Te quedaste en Madrid mientras yo
regresaba a Compostela, llevándome conmigo la angustia que siempre llenaba
nuestras despedidas, el miedo insoportable a que no hubiera un mañana, un reencuentro
más. Sentada durante horas en aquel tren oscuro y ruidoso intentaba grabar a
fuego en la memoria cada instante del viaje, atrapar los olores, los sabores,
los sonidos, los colores pero sobre todo el tacto de tu piel que se me antojaba
más real e intenso que nunca entre los rincones de aquel San Petersburgo que ya
nunca más volvería a ser como entonces.
Volví durante unos meses a la vida
monótona de estudiante perezoso, a los amaneceres de calles mojadas y olor a
pan recién horneado en los que tú no estabas. A no saber en qué mundos andarías
perdido y a añorar el sabor a mar y madera de tu piel.
No recuerdo si vi primero el humo
saliendo por la chimenea de piedra, o si percibí el olor tan característico que
desprende la madera húmeda cuando comienza a arder. Me paré un instante al
borde de los acantilados, observando desde la distancia las volutas grises que
ascendían desafiantes bajo la llovizna intermitente, aspiré el olor del retorno
a casa, a la piedra dura de los acantilados, al sonido de la rompiente y al
bosque umbrío que nos envuelve, pero sobre todo a tu piel y a tu alma, a mi
hogar.
El sofá me recibió nada más entrar
con su magnífica presencia, parecía llenar por completo la estancia, la seda
había dejado paso al lino rústico teñido de azul, los delicados bordados
estaban allí, brillantes, luminosos, dibujando caprichosos guiños al reflejar
los destellos del fuego.
Me eché a llorar.
“Los bordados no durarán” recuerdo
que te dije.
“Eso espero- dijiste- ¿Por qué
habrían de durar ellos si nosotros somos perecederos?”
Pero el sofá y los bordados nos
sobrevivirán. Recordarán cuando yo ya haya olvidado, seguirán ahí cuando otras
personas vengan a ocupar o desocupar nuestra casa. Otras personas con otras
vidas, que no sabrán que desde ese sofá me
llevaste a Bomarzo, lloramos frente al jardín desolado de los
Finzi-Contini y cada aniversario de Rosalía leímos a medias un poema elegido al
azar.
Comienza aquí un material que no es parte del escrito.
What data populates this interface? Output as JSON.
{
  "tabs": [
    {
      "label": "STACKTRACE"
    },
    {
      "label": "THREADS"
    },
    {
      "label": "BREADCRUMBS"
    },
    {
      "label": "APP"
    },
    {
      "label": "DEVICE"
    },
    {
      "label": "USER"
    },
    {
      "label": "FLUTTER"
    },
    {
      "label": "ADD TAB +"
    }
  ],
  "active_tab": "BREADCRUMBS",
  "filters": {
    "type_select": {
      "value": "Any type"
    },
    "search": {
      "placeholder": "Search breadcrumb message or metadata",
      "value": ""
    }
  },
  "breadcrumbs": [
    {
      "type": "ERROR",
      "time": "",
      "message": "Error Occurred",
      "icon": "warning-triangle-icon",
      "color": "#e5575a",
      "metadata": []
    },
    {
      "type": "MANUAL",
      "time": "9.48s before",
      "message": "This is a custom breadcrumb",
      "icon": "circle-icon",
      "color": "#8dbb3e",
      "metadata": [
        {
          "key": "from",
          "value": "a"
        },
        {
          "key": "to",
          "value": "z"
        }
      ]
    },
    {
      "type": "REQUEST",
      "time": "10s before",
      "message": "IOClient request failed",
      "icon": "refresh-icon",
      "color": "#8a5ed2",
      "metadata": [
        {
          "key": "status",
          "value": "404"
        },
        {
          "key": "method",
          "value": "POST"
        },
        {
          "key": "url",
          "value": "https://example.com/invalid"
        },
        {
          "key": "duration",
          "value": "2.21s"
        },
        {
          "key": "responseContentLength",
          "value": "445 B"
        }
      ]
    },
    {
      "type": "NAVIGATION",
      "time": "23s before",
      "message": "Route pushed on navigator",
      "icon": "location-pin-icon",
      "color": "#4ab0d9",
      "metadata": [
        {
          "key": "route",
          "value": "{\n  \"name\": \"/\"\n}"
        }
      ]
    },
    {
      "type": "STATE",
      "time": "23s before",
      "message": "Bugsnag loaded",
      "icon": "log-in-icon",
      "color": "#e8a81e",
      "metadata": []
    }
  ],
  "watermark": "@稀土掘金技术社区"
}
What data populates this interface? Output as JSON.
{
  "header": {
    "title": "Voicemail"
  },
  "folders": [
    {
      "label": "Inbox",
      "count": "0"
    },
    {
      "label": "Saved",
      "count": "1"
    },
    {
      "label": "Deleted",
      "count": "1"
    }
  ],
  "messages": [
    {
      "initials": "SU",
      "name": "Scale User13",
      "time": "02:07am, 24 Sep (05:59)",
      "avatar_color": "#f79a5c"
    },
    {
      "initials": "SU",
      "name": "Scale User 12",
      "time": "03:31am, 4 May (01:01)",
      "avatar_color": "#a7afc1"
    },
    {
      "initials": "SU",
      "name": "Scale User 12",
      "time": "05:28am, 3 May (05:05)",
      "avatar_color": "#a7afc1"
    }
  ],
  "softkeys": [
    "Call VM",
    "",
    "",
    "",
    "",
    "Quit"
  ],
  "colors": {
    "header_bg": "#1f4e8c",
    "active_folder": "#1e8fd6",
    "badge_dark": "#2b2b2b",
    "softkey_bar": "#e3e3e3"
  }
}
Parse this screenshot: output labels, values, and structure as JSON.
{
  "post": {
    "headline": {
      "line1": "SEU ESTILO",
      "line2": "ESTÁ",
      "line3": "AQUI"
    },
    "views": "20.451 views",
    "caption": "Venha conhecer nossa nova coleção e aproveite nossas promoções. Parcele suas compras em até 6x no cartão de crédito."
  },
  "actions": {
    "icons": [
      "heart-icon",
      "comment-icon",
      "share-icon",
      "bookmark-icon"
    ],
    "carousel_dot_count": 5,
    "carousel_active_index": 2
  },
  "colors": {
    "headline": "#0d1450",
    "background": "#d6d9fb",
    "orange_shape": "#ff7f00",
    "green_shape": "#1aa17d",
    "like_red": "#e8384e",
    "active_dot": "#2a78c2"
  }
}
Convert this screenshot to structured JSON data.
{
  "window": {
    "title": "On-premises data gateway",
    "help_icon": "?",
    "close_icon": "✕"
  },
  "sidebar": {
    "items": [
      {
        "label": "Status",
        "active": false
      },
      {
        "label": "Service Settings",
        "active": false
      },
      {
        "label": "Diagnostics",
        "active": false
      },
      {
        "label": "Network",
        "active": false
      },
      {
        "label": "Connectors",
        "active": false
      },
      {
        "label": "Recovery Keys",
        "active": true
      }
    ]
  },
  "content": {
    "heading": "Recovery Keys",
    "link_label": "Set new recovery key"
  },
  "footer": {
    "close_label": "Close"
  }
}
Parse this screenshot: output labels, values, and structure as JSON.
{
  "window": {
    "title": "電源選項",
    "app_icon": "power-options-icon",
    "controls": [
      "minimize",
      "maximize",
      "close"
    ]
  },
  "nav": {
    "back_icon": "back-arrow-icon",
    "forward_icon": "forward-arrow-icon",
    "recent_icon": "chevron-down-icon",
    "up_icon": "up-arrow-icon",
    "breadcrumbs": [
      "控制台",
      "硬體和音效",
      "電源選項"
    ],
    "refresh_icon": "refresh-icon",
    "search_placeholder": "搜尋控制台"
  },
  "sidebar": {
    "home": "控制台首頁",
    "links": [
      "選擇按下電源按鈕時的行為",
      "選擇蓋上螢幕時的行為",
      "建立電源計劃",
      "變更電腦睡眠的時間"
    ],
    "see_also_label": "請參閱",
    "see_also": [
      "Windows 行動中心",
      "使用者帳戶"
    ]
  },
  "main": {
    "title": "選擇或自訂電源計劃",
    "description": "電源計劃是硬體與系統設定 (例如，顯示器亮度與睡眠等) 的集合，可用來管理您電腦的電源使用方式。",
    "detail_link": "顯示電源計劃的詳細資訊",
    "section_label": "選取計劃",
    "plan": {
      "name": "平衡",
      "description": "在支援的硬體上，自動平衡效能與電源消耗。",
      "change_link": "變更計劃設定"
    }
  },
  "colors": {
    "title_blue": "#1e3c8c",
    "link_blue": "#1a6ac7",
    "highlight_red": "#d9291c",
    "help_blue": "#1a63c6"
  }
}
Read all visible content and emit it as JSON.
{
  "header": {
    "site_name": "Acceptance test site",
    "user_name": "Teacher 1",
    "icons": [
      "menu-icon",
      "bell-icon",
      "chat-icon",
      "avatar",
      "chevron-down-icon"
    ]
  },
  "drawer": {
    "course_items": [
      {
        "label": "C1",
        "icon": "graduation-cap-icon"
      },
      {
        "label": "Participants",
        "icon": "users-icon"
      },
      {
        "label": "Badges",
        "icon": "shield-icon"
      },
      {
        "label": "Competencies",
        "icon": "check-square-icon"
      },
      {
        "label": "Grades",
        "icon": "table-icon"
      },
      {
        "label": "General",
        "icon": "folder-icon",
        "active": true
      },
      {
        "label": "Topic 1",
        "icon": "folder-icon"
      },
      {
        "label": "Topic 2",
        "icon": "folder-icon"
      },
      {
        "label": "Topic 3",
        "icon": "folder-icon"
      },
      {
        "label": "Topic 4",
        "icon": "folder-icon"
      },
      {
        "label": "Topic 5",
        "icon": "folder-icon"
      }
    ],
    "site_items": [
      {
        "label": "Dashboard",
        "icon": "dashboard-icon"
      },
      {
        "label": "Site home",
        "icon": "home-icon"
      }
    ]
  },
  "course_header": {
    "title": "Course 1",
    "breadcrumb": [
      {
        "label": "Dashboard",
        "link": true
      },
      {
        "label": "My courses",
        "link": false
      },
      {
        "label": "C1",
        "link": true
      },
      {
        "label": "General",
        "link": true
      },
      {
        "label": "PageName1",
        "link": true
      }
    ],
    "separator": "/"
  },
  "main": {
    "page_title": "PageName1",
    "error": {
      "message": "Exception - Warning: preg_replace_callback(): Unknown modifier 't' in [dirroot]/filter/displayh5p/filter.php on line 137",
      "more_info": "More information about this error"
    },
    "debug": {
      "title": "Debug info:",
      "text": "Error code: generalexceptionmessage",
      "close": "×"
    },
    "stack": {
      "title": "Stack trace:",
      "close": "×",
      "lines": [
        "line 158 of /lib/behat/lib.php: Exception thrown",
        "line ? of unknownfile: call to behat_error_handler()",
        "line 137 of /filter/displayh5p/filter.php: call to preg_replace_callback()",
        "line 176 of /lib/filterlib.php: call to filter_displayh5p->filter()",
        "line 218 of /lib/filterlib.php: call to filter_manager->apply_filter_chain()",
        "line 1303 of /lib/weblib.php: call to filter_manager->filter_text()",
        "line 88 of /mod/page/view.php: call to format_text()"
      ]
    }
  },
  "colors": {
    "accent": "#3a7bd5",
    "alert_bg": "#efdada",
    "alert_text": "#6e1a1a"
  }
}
Juntos recorrimos mundos literarios
a veces como invitados el uno del otro y a veces como insaciables investigadores
de territorios vírgenes para los dos.
Desde este sofá volvimos una y mil
veces a Manderley y acurrucados en la chaise longue vivimos el terror casi
inhumano que transmite la sombra de Béla Lugosi sobre la pared de la escalera.
Escuchamos nuestra música favorita
y planeamos lugares futuros a los que viajar. Desplegamos velas hacia una vida
que en el fondo de nuestras almas los dos sabíamos que nunca se haría realidad.
En este sofá nos reímos y lloramos,
nos amamos, nos gritamos... dejamos sobre él escrita una parte importante de
nuestra historia, de la imaginaria y de la real. No he dejado de hacerlo desde que tú te has
ido, no he dejado de construir sueños e ilusiones aunque sé a ciencia cierta
que nunca se harán realidad.
A pesar de todo, esta noche, cuando
consiga levantarme del suelo, de este rincón oscuro y húmedo entre las
escaleras y la puerta, cuando me seque el agua de la lluvia, haré un café
caliente, encenderé la chimenea con la madera algo húmeda y me sentaré en el sofá;
y antes de dormirme y caer en esa oscuridad serena y tranquilizadora, soñaré
contigo una vez más y al cerrar los ojos me aferraré con todas mis fuerzas a un
último anhelo. Deseo de todo corazón morir un segundo antes de olvidar.